Diagnose your SNN architecture automatically. Get severity-ranked findings with specific fix recommendations.

Quick Start

from sc_neurocore.doctor import diagnose

report = diagnose(
    layer_sizes=[(784, 256), (256, 10)],
    target="ice40",
    bitstream_length=128,
)
print(report.summary())
print(f"Health score: {report.score}/100")

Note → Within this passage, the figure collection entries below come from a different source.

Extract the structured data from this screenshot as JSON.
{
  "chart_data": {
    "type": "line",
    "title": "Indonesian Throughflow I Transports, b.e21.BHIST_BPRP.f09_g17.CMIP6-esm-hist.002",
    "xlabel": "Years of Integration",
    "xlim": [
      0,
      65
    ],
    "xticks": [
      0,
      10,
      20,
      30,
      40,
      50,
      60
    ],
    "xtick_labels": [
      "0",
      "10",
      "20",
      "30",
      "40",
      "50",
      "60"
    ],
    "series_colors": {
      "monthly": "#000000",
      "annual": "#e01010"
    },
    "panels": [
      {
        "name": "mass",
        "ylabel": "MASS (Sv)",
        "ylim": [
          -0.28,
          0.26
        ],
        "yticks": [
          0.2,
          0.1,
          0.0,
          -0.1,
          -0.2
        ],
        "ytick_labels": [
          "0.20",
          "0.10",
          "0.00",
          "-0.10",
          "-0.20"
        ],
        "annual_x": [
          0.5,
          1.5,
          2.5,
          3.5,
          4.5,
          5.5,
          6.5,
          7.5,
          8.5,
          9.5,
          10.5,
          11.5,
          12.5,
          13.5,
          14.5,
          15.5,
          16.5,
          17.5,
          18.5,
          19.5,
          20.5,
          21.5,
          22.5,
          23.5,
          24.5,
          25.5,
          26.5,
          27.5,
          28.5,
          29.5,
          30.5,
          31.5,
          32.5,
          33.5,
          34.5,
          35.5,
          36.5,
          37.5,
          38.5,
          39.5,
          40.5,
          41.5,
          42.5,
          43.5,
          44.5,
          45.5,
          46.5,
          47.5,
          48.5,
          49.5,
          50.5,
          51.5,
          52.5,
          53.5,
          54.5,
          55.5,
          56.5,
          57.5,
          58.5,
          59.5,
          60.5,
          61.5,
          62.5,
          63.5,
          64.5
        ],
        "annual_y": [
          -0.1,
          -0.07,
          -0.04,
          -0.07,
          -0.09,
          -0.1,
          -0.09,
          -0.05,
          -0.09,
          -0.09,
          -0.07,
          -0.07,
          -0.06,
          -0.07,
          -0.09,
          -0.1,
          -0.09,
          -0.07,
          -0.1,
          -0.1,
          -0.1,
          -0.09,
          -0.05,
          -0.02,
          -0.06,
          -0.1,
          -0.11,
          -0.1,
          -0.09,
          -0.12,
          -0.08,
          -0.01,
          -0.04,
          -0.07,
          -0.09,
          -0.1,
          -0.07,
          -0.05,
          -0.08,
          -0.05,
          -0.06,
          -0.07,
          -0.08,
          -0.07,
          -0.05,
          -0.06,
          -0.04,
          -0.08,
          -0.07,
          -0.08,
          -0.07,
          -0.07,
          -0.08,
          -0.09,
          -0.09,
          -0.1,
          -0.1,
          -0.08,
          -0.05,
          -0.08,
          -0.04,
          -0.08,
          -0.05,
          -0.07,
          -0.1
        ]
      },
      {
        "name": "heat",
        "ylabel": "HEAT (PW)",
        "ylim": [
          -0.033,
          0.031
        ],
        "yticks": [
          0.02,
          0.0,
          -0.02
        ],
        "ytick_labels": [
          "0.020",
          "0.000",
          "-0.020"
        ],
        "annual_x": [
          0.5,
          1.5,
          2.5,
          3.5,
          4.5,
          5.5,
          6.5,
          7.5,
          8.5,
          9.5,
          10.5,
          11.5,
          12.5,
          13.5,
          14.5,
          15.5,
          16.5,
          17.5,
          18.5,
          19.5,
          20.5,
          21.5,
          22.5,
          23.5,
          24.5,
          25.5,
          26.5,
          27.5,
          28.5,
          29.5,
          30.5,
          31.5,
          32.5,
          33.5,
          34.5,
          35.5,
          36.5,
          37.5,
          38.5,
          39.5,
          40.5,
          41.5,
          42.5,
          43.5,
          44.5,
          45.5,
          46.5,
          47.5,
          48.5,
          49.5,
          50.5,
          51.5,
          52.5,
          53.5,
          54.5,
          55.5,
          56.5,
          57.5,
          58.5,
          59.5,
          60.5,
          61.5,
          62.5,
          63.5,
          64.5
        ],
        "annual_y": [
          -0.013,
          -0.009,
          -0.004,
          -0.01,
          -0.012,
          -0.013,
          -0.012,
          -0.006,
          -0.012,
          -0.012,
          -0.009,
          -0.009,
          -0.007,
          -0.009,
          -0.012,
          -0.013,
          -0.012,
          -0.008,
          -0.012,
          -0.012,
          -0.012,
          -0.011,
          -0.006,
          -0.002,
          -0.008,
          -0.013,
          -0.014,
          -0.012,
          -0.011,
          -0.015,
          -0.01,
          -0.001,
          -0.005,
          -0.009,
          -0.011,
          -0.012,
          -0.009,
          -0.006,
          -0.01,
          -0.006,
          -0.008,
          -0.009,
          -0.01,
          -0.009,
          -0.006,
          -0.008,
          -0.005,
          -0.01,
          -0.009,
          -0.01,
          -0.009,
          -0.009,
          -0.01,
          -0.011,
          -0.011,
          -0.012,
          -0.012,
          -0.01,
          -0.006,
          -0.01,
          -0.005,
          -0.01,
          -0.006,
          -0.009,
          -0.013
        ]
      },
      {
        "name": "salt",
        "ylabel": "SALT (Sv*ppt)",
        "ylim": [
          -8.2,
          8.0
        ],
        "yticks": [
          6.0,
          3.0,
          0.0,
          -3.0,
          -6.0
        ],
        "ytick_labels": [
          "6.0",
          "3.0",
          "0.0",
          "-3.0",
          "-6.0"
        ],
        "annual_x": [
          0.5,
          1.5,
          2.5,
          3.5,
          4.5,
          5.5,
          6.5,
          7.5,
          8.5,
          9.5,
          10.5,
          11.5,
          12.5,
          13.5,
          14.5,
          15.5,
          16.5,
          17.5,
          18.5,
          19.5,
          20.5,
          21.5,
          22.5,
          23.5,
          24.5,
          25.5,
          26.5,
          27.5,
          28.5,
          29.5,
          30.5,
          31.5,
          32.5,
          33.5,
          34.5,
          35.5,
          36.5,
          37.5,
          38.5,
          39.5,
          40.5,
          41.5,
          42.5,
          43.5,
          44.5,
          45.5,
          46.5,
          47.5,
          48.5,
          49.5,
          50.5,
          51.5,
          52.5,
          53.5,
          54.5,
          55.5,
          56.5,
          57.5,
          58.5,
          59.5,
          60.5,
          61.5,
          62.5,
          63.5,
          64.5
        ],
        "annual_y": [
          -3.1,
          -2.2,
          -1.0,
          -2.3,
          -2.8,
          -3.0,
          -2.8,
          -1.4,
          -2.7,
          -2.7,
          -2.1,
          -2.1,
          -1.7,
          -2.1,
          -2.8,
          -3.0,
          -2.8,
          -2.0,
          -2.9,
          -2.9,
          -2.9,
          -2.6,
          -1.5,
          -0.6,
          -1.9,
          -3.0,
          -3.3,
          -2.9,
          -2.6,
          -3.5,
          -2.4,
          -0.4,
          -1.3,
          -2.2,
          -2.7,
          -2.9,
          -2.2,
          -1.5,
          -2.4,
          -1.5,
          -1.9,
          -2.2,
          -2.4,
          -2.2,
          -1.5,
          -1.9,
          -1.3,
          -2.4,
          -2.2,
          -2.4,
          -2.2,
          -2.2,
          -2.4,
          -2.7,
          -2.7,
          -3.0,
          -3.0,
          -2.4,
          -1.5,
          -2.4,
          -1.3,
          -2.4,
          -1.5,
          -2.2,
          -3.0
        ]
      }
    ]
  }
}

Full Diagnosis with Weights + Spike Rates

import numpy as np

layers = [(64, 32), (32, 10)]
weights = [np.random.randn(32, 64) * 0.3, np.random.randn(10, 32) * 0.3]
rates = [np.full(32, 0.15), np.full(10, 0.1)]

report = diagnose(
    layer_sizes=layers,
    weights=weights,
    spike_rates=rates,
    target="artix7",
    bitstream_length=256,
)

for f in report.findings:
    if f.severity.value != "ok":
        print(f"[{f.severity.value}] {f.category}: {f.message}")
        print(f"  Fix: {f.suggestion}")

What It Checks

Category What Severity
hardware_fit LUT utilization vs FPGA capacity CRITICAL if >100%
hardware_overprovisioned Network too small for target INFO
weight_sparsity >90% near-zero weights WARNING
weight_outliers Max/mean ratio > 10x WARNING
weight_sc_range Weights outside [0, 1] INFO
dead_neurons >50% silent (rate < 0.01) CRITICAL
saturated_neurons >30% always firing WARNING
architecture_bottleneck >4x width reduction between layers WARNING
coding_overprovisioned Large L with few neurons INFO
coding_underprovisioned Small L with many neurons WARNING

Health Score

0-100 scale: 100 = no issues. Each CRITICAL finding deducts 10 points, WARNING deducts 5, INFO deducts 1.